General characteristics
- Tonnage: 4,731 GRT, 2,962 NRT
- Length: 370 feet (110 m)
- Beam: 50 feet 4 inches (15.34 m)
- Depth: 31 feet (9.4 m)
- Decks: 5
- Installed power: 1 H&W quadruple expansion engine (24.5 inches (62 cm), 35 inches (89 cm), 50 inches (130 cm) & 73 inches (190 cm) x 54 inches (140 cm))
- Propulsion: Single screw, 392nhp
- Speed: 12 knots
- Notes: Sister ships Missouri (1913) and Mississippi (1914)

= SS Maryland (1913) =

Steam Ship

SS Maryland was a steam cargo and transport ship of the Atlantic Transport Line. She served as a troop ship and animal transport for the Allies during World War I.

==Construction==
Maryland was built for Atlantic Transport Line service prior to the outbreak of World War I. She was ordered 1 July 1911, with her hull built by Mackie & Thomson, and was launched on 4 September 1913 from the Govan shipbuilding yard on the River Clyde in Glasgow. She arrived in tow at Belfast for fitting out by Harland & Wolff on 14 September 1913, where she was registered on 28 October, and delivered 1 November 1913.

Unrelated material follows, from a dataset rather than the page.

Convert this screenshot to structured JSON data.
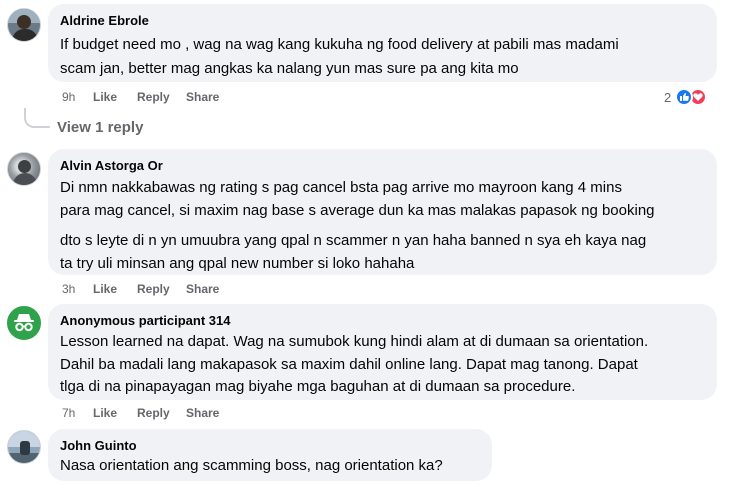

While under construction, the vessel was under the supervision of Captain Tubb, marine superintendent, and Mr. B. P. Fielden, superintendent engineer of the Atlantic Transport Line.

Maryland, a 2-mast single-screw steamer, was built to Board of Trade survey standards and Harland & Wolff standard practice at the time, including a double bottom hull with water-tight bulkheads extending all the way to the upper deck. She had five steel decks and capacity for large cargo, with 16 derricks each capable of lifting five tons, 10 double purchase winches, a warping winch, and a steam windlass. Steering gear was standard Harland & Wolff type. There were contemporary accommodations for captain, officers, and crew, and the ship was fully fitted for electric lights, Marconi wireless telegraphy, and submarine signaling apparatus.

After undergoing successful trials, the ship was delivered on 1 November 1913, and proceeded to London to begin service under the command of Captain S. W. Watkins.

== World War I ==
Along with other ships from the Atlantic Transport Line, Maryland saw service throughout World War I. As a general cargo and cattle carrier, the vessel was especially suited for the transport of horses and mules. On 28 January 1919, "Q" Composite Squadron (A and B Squadrons) Surrey Yeomanry, along with 735 horses and mules, embarked on Maryland at Salonica for Batoum.

==Post-War==
Maryland was sold for scrap on 22 September 1933 to the shipbreakers P & W MacLellan Ltd at Bo'ness, along with her sister ships SS Missouri (1913) and MS Mississippi (1914) the following month.